Una delle mie prime esperienze ai fornelli è stata con il sugo finto. Quattordicenne affamato, in un sabato pomeriggio estivo in cui mia madre tardava a tornare a casa, dovetti affrontare i fuochi e le pentole non avendo voglia di bissare la colazione mattutina e sprovvisto di altri generi di sussistenza che attirassero il mio stomaco e non richiedessero cottura.
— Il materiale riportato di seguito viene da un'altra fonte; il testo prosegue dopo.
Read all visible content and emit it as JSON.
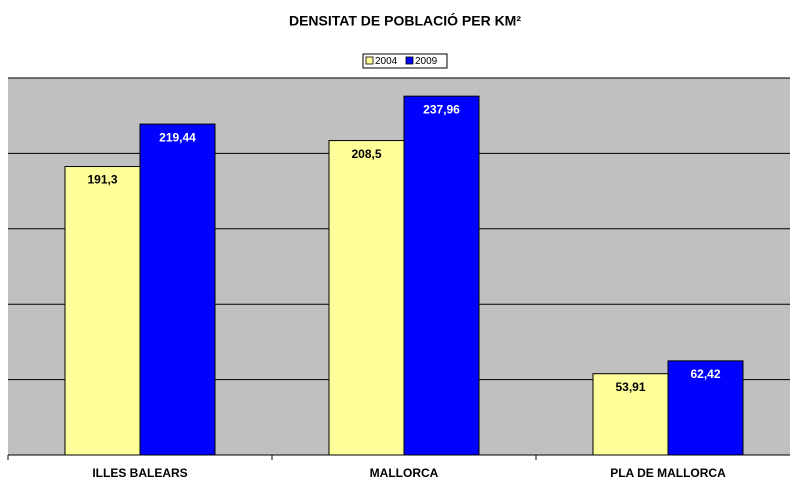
{
  "chart_data": {
    "type": "bar",
    "title": "DENSITAT DE POBLACIÓ PER KM²",
    "categories": [
      "ILLES BALEARS",
      "MALLORCA",
      "PLA DE MALLORCA"
    ],
    "series": [
      {
        "name": "2004",
        "color": "#ffff99",
        "values": [
          191.3,
          208.5,
          53.91
        ],
        "value_labels": [
          "191,3",
          "208,5",
          "53,91"
        ]
      },
      {
        "name": "2009",
        "color": "#0000ff",
        "values": [
          219.44,
          237.96,
          62.42
        ],
        "value_labels": [
          "219,44",
          "237,96",
          "62,42"
        ]
      }
    ],
    "ylim": [
      0,
      250
    ],
    "yticks": [
      0,
      50,
      100,
      150,
      200,
      250
    ],
    "grid": true
  }
}
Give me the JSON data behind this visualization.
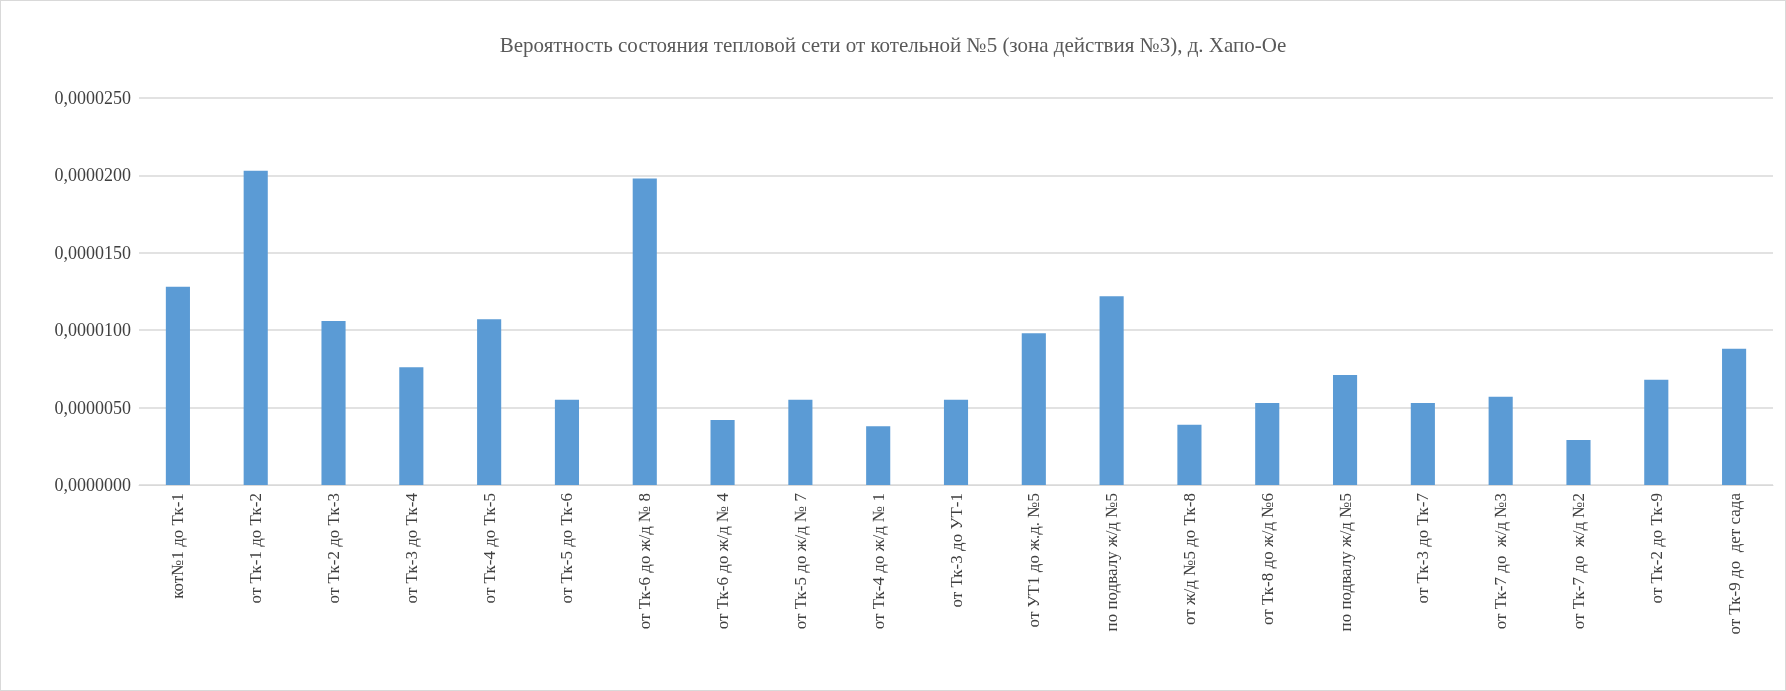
{
  "chart_data": {
    "type": "bar",
    "title": "Вероятность состояния тепловой сети от котельной №5 (зона действия №3), д. Хапо-Ое",
    "categories": [
      "кот№1 до Тк-1",
      "от Тк-1 до Тк-2",
      "от Тк-2 до Тк-3",
      "от Тк-3 до Тк-4",
      "от Тк-4 до Тк-5",
      "от Тк-5 до Тк-6",
      "от Тк-6 до ж/д № 8",
      "от Тк-6 до ж/д № 4",
      "от Тк-5 до ж/д № 7",
      "от Тк-4 до ж/д № 1",
      "от Тк-3 до УТ-1",
      "от УТ1 до ж.д. №5",
      "по подвалу ж/д №5",
      "от ж/д №5 до Тк-8",
      "от Тк-8 до ж/д №6",
      "по подвалу ж/д №5",
      "от Тк-3 до Тк-7",
      "от Тк-7 до  ж/д №3",
      "от Тк-7 до  ж/д №2",
      "от Тк-2 до Тк-9",
      "от Тк-9 до  дет сада"
    ],
    "values": [
      1.28e-05,
      2.03e-05,
      1.06e-05,
      7.6e-06,
      1.07e-05,
      5.5e-06,
      1.98e-05,
      4.2e-06,
      5.5e-06,
      3.8e-06,
      5.5e-06,
      9.8e-06,
      1.22e-05,
      3.9e-06,
      5.3e-06,
      7.1e-06,
      5.3e-06,
      5.7e-06,
      2.9e-06,
      6.8e-06,
      8.8e-06
    ],
    "color": "#5b9bd5",
    "ylim": [
      0,
      2.5e-05
    ],
    "yticks": [
      {
        "value": 0,
        "label": "0,0000000"
      },
      {
        "value": 5e-06,
        "label": "0,0000050"
      },
      {
        "value": 1e-05,
        "label": "0,0000100"
      },
      {
        "value": 1.5e-05,
        "label": "0,0000150"
      },
      {
        "value": 2e-05,
        "label": "0,0000200"
      },
      {
        "value": 2.5e-05,
        "label": "0,0000250"
      }
    ],
    "grid": "y"
  }
}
Con il senno di poi riconosco che fu un disastro, ogni minima nozione di cucina elementare venne stravolta e umiliata. Da adolescente affamato me ne fregai e ingurgitai il tutto annegandolo nella Fanta.

Poi cambiano le capacità e i gusti, gli ormoni tornano ad una dimensione e vivacità accettabile e anche il sugo finto riassume dignità e splendore.

Nella foto, più recente dell’articolo, gnocchi con il sugo finto.

Sugo finto ovvero Sugo senza carne

Richiede un po’ di tempo perché vuole una lunga cottura esattamente come il sugo di carne ma quando si prepara va fatto in grandi quantità e, sporzionato in dosi adeguate, surgelato.

Va bene per tutti, carnivori che non vogliono mangiare per una volta la carne, onnivori che ne hanno voglia, vegetariani annoiati.

Le dosi non ci sono. Se preferite un sugo leggero rimanete più scarsi di soffritto, se lo volete degno sostituto di sughi con carne aumentate la quantità. Gli odori possono essere omessi o aggiunti parzialmente. Chi vuole aggiunga peperoncino.

Cosa serve:

  • Soffritto (cipolla, carota, sedano)
  • Aglio (a chi piace)
  • Odori misti (rosmarino, timo, salvia)
  • Passato di pomodoro
  • Olio
  • Sale, pepe
  • Basilico

Il soffritto va tritato finemente e messo in casseruola con l’olio e gli odori a fuoco basso (aggiungere anche l’aglio tritato se volete). Lasciate dorare bene girando spesso con un mestolo tenendo presente che più resta sul fuoco e meglio è (se aggiungete l’aglio fate attenzione che rischia di diventare amaro).

Appena comincia ad attaccare eliminare gli odori e aggiungere il pomodoro e sempre a fuoco tenue lasciar cuocere. Anche in questo caso, rimestando frequentemente, più cuoce meglio è.

 Almeno tre ore deve restare sul fuoco, deve essere molto ristretto tanto da costringervi a utilizzare l’acqua di cottura della pasta per ridare un poco di liquidità al tutto quando lo userete per condire. Passato questo tempo aggiustare di sale e di pepe e, per chi vuole ma a fuoco spento, aggiungere una buona dose di basilico spezzettato finemente.

Va bene sia con la pasta lunga che corta, con formaggio o senza. Personalmente preferisco mangiarlo con le penne rigate e senza l’aggiunta di parmigiano.